What do you think are the greatest misconceptions about supporting sustainable fashion over fast fashion?

“I think often people think that you’re losing something, you feel like you’ll lose something if you make the decision to let go of fast fashion. But the reality is, you actually gain so much. And I mean even mentally and spiritually; having less stuff helps me prioritise my day and see everything with so much more clarity. I learned so much about slow fashion designers this year, and I was never someone who followed designers. I’ve definitely developed a much greater appreciation for what fashion actually is - the creativity, the excitement - and learned so much about new fresh ideas and perspectives on what fashion will look like in the future, what it is at all, and where my clothes are coming from.”

What is one piece of advice you would give someone who’s on the brink of making a change?

“I would definitely say to take your time. You don’t have to go cold turkey and do exactly what I did. Take the time to look at what’s missing from your wardrobe, and I don’t mean what you think is missing, but rather what is actually missing that will help you put together more outfits. For example, I recently bought a pair of Vejas (which were quite expensive, not gonna lie), because I realised my wardrobe was missing a pair of white trainers which are wearable; you can dress them up but also use them for something like popping out to the shop. Think of items which are very wearable and versatile.”

And finally, who are some people who have continuously inspired you along the way?

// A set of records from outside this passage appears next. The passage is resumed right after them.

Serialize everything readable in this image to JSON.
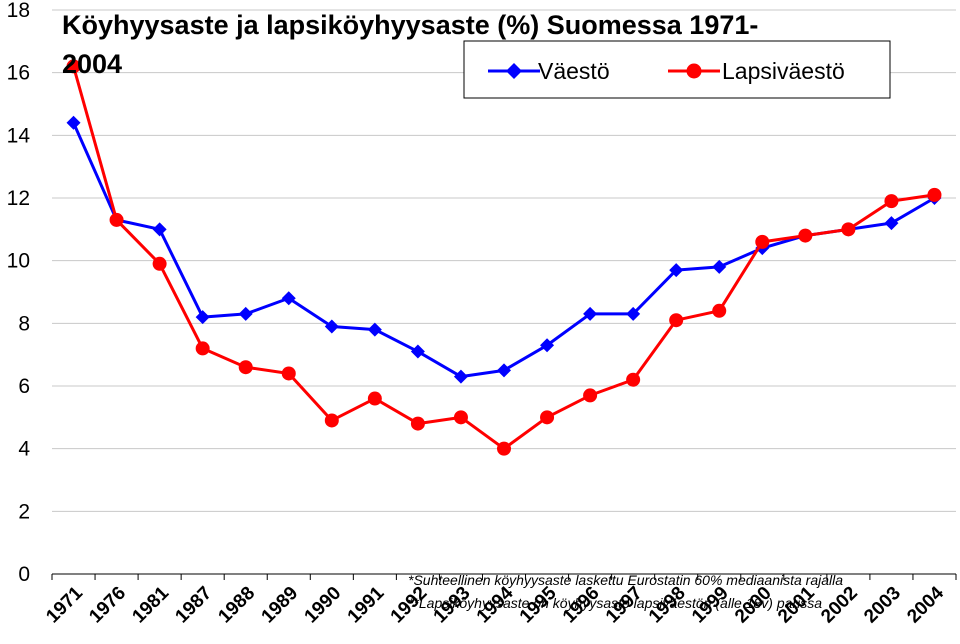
{
  "chart_data": {
    "type": "line",
    "title_line1": "Köyhyysaste ja lapsiköyhyysaste (%) Suomessa 1971-",
    "title_line2": "2004",
    "categories": [
      "1971",
      "1976",
      "1981",
      "1987",
      "1988",
      "1989",
      "1990",
      "1991",
      "1992",
      "1993",
      "1994",
      "1995",
      "1996",
      "1997",
      "1998",
      "1999",
      "2000",
      "2001",
      "2002",
      "2003",
      "2004"
    ],
    "ylim": [
      0,
      18
    ],
    "yticks": [
      "0",
      "2",
      "4",
      "6",
      "8",
      "10",
      "12",
      "14",
      "16",
      "18"
    ],
    "grid": true,
    "legend_position": "top-right",
    "series": [
      {
        "name": "Väestö",
        "color": "#0000ff",
        "marker": "diamond",
        "values": [
          14.4,
          11.3,
          11.0,
          8.2,
          8.3,
          8.8,
          7.9,
          7.8,
          7.1,
          6.3,
          6.5,
          7.3,
          8.3,
          8.3,
          9.7,
          9.8,
          10.4,
          10.8,
          11.0,
          11.2,
          12.0
        ]
      },
      {
        "name": "Lapsiväestö",
        "color": "#ff0000",
        "marker": "circle",
        "values": [
          16.2,
          11.3,
          9.9,
          7.2,
          6.6,
          6.4,
          4.9,
          5.6,
          4.8,
          5.0,
          4.0,
          5.0,
          5.7,
          6.2,
          8.1,
          8.4,
          10.6,
          10.8,
          11.0,
          11.9,
          12.1
        ]
      }
    ],
    "notes": [
      "*Suhteellinen köyhyysaste laskettu Eurostatin 60% mediaanista rajalla",
      "**Lapsiköyhyysaste on köyhyysaste lapsiväestön (alle 18v) parissa"
    ]
  }
}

“Ahh this is so difficult, there’s simultaneously too many people I could say, but also now that I’m on the spot I feel like my brain is blanking entirely. Definitely Sophie (@sophievssophie), I love her fashion sense so much. I feel like when you like someone’s fashion sense so much, from just knowing them online, you almost connect with them more. Then of course, Aja Barber, I love that she’s always got a different perspective on something, and makes me challenge and revisit my own thoughts and thought process. And finally, though I could definitely list at least 100 more people, I love Venetia La Manna and the way she looks at wearing your old clothes, as well as her hashtag (#oootd - old outfit of the day), because it’s such a nice reminder that you can put an outfit together with your old clothes.”